Auditory prostheses provide an opportunity for rehabilitation of hearing-impaired patients. Speech intelligibility can be used to estimate the extent to which the auditory prosthesis improves the user's speech comprehension. Although behavior-based speech intelligibility is the gold standard, precise evaluation is limited due to its subjectiveness. Here, we used a convolutional neural network to predict speech intelligibility from electroencephalography (EEG). Sixty-four-channel EEGs were recorded from 87 adult participants with normal hearing. Sentences spectrally degraded by a 2-, 3-, 4-, 5-, and 8-channel vocoder were used to set relatively low speech intelligibility conditions. A Korean sentence recognition test was used. The speech intelligibility scores were divided into 41 discrete levels ranging from 0 to 100%, with a step of 2.5%. Three scores, namely 30.0, 37.5, and 40.0%, were not collected. The speech features, i.e., the speech temporal envelope (ENV) and phoneme (PH) onset, were used to extract continuous-speech EEGs for speech intelligibility prediction. The deep learning model was trained by a dataset of event-related potentials (ERP), correlation coefficients between the ERPs and ENVs, between the ERPs and PH onset, or between ERPs and the product of the multiplication of PH and ENV (PHENV). The speech intelligibility prediction accuracies were 97.33% (ERP), 99.42% (ENV), 99.55% (PH), and 99.91% (PHENV). The models were interpreted using the occlusion sensitivity approach. While the ENV models' informative electrodes were located in the occipital area, the informative electrodes of the phoneme models, i.e., PH and PHENV, were based on the occlusion sensitivity map located in the language processing area. Of the models tested, the PHENV model obtained the best speech intelligibility prediction accuracy. This model may promote clinical prediction of speech intelligibility with a comfort speech intelligibility test.

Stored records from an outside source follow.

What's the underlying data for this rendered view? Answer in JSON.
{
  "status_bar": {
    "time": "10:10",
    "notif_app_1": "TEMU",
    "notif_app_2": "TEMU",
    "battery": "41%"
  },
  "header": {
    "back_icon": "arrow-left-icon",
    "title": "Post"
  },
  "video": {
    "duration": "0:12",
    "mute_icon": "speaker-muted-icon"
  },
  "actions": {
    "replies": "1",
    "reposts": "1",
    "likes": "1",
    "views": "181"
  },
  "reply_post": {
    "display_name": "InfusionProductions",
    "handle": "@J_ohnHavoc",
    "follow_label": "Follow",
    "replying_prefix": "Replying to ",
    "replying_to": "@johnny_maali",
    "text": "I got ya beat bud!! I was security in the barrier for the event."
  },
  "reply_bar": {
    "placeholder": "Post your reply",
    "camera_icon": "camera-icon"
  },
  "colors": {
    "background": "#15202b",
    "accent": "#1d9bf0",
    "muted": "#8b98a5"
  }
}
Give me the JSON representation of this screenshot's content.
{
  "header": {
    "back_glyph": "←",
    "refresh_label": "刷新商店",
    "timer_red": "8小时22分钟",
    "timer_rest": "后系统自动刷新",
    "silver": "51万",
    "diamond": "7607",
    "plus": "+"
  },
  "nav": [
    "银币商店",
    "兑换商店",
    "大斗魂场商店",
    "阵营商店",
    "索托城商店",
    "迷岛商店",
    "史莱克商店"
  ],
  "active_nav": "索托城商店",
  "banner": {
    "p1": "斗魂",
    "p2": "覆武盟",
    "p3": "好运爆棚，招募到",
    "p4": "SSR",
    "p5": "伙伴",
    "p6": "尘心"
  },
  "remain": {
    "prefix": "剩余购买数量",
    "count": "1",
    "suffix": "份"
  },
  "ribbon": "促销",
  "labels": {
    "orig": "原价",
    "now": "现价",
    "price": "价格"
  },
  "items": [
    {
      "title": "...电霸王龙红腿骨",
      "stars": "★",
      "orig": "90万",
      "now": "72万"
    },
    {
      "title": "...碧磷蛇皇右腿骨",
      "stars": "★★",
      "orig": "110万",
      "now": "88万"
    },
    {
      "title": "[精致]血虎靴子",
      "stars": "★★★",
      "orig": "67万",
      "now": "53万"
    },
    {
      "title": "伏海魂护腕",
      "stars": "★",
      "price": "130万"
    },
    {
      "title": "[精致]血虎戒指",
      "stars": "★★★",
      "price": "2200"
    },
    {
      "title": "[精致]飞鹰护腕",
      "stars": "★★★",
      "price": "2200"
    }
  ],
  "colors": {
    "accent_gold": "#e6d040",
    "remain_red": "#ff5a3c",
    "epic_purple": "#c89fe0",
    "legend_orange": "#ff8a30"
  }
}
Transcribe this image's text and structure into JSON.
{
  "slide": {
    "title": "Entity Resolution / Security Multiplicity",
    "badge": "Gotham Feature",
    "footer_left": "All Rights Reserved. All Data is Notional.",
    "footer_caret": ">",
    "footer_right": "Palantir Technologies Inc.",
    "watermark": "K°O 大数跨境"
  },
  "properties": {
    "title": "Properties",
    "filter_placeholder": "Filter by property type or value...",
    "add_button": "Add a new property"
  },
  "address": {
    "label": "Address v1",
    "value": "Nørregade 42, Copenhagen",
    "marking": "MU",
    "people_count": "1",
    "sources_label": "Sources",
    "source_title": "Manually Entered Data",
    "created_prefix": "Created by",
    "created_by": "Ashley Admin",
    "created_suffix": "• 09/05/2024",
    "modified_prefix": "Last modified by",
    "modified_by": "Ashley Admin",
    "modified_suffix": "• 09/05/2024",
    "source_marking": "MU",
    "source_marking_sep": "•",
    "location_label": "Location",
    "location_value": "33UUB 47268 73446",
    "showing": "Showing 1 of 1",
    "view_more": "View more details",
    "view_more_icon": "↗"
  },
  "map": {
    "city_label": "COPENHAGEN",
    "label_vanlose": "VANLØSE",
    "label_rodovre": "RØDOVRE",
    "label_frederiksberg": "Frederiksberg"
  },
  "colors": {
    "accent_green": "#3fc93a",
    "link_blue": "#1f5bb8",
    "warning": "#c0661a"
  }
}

听觉假体为听力受损患者的康复提供了机会。言语可懂度可用于评估听觉假体改善用户言语理解的程度。虽然基于行为的言语可懂度是金标准,但由于其主观性,精确评估受到限制。在此,我们使用卷积神经网络从脑电图(EEG)预测言语可懂度。记录了87名听力正常的成年参与者的64通道脑电图。使用由2、3、4、5和8通道声码器频谱降级的句子来设置相对较低的言语可懂度条件。采用韩语句子识别测试。言语可懂度分数分为41个离散级别,范围从0到100%,步长为2.5%。未收集30.0%、37.5%和40.0%这三个分数。使用语音特征,即语音时间包络(ENV)和声位(PH)起始,提取连续语音脑电图用于言语可懂度预测。深度学习模型由事件相关电位(ERP)数据集、ERP与ENV之间、ERP与PH起始之间或ERP与PH和ENV乘积(PHENV)之间的相关系数进行训练。言语可懂度预测准确率分别为97.33%(ERP)、99.42%(ENV)、99.55%(PH)和99.91%(PHENV)。使用遮挡敏感性方法对模型进行解释。虽然ENV模型的信息电极位于枕叶区域,但音素模型(即PH和PHENV)的信息电极基于位于语言处理区域的遮挡敏感性图。在所测试的模型中,PHENV模型获得了最佳的言语可懂度预测准确率。该模型可能通过舒适的言语可懂度测试促进言语可懂度的临床预测。